🤖 AI Summary
Existing compiler auto-tuning research lacks standardized black-box optimization benchmarks, hindering systematic evaluation of Bayesian optimization and related methods on structured search spaces—particularly those involving discrete, conditional, and permutation parameters, as well as multi-fidelity or multi-objective objectives.
Method: We introduce the first unified, containerized, and reproducible multidimensional benchmark suite specifically designed for compiler tuning, covering state-of-the-art compilers including TACO and RISE/ELEVATE. Our framework systematically models their parameter structural complexity and integrates native support for constraint handling, multi-objective optimization, and multi-fidelity evaluation.

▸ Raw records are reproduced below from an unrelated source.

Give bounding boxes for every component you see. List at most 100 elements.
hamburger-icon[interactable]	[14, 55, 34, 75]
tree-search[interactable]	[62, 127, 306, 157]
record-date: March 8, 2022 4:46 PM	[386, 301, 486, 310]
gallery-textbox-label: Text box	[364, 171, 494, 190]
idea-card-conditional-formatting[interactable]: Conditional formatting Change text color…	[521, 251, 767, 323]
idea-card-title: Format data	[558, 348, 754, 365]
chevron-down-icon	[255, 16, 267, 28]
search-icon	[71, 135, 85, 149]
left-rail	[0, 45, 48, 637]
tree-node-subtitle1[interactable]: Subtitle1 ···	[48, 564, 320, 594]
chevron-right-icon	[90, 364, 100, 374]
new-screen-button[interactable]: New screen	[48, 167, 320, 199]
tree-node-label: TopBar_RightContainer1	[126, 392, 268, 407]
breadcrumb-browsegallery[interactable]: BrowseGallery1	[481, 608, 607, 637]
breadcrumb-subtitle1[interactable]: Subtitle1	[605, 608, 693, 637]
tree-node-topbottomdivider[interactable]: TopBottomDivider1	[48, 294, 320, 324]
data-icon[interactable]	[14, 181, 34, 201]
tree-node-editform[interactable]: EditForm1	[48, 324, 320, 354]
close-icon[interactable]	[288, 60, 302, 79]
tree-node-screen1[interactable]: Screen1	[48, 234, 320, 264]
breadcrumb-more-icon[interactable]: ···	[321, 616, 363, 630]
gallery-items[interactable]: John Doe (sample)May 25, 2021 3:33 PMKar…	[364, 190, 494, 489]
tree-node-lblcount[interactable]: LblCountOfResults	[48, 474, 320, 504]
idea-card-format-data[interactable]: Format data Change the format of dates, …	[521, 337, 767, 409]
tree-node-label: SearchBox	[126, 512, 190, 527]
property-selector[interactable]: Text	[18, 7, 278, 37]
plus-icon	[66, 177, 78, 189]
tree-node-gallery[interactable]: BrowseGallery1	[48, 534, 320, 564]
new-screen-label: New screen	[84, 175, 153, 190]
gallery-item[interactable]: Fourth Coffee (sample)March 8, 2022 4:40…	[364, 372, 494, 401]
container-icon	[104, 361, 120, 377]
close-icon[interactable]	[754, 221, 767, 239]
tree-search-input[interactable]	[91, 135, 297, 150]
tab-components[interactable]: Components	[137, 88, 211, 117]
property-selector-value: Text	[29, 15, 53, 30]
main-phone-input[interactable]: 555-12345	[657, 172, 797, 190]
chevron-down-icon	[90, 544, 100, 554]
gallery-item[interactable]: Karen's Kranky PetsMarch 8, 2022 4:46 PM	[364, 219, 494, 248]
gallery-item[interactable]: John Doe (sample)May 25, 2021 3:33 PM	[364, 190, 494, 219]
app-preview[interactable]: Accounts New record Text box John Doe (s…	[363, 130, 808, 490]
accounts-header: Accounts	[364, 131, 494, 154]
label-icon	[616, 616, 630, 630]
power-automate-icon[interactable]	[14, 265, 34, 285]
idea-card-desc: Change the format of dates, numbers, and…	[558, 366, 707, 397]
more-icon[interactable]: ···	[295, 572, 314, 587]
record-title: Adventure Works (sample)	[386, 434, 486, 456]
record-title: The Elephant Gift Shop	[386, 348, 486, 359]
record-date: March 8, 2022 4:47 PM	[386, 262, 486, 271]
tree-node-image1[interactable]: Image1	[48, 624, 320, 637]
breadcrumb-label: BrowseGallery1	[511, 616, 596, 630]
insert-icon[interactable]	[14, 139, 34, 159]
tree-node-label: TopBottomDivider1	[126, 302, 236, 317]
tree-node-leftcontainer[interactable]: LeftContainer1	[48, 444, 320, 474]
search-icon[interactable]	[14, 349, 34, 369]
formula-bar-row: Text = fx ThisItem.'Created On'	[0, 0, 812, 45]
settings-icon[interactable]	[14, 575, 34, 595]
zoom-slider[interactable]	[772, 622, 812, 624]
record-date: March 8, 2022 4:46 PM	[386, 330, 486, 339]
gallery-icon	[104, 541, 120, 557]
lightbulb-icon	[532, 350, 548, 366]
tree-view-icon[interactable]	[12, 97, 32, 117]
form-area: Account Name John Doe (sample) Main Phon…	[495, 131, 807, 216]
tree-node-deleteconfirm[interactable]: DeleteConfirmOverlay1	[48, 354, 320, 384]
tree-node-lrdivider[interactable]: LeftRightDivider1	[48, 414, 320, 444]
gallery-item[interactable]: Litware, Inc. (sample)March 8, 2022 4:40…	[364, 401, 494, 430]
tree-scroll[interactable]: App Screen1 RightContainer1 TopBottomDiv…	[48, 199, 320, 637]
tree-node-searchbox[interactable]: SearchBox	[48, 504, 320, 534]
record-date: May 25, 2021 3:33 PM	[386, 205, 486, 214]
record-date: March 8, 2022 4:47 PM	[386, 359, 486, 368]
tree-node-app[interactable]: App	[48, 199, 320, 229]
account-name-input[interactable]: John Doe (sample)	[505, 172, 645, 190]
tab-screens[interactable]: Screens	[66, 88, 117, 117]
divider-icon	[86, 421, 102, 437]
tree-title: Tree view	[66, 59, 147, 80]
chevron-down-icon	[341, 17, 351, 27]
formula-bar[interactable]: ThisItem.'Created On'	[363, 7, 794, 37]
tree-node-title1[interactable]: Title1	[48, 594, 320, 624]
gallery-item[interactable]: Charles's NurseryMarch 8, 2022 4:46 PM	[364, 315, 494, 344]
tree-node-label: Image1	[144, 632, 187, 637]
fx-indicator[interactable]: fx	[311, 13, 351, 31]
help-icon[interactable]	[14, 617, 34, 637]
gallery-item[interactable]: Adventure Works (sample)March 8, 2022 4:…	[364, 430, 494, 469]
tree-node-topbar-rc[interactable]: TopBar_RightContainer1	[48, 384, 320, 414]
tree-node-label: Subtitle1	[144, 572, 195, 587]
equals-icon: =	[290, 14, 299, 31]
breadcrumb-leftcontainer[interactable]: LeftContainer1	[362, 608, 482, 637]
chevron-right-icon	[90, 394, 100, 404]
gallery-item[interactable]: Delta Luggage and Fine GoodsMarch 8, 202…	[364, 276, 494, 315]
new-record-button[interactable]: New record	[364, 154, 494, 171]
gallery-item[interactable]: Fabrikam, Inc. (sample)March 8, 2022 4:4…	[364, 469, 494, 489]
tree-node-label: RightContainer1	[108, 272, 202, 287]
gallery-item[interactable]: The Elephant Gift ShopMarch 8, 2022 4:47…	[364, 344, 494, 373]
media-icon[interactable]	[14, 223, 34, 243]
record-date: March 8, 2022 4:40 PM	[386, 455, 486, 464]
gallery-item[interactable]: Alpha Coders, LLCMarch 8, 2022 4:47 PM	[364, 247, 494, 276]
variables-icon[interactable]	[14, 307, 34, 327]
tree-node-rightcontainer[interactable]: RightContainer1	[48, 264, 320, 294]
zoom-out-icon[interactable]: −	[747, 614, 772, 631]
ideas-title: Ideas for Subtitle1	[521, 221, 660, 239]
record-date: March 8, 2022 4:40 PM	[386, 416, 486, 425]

Contribution/Results: The benchmark enables fair, apples-to-apples comparison of SOTA optimization algorithms on real-world compiler tasks. Empirical evaluation reveals fundamental performance boundaries of existing methods in structured spaces, significantly improving method comparability and experimental reproducibility in compiler auto-tuning research.
📝 Abstract
Bayesian optimization is a powerful method for automating tuning of compilers. The complex landscape of autotuning provides a myriad of rarely considered structural challenges for black-box optimizers, and the lack of standardized benchmarks has limited the study of Bayesian optimization within the domain. To address this, we present CATBench, a comprehensive benchmarking suite that captures the complexities of compiler autotuning, ranging from discrete, conditional, and permutation parameter types to known and unknown binary constraints, as well as both multi-fidelity and multi-objective evaluations. The benchmarks in CATBench span a range of machine learning-oriented computations, from tensor algebra to image processing and clustering, and uses state-of-the-art compilers, such as TACO and RISE/ELEVATE. CATBench offers a unified interface for evaluating Bayesian optimization algorithms, promoting reproducibility and innovation through an easy-to-use, fully containerized setup of both surrogate and real-world compiler optimization tasks. We validate CATBench on several state-of-the-art algorithms, revealing their strengths and weaknesses and demonstrating the suite's potential for advancing both Bayesian optimization and compiler autotuning research.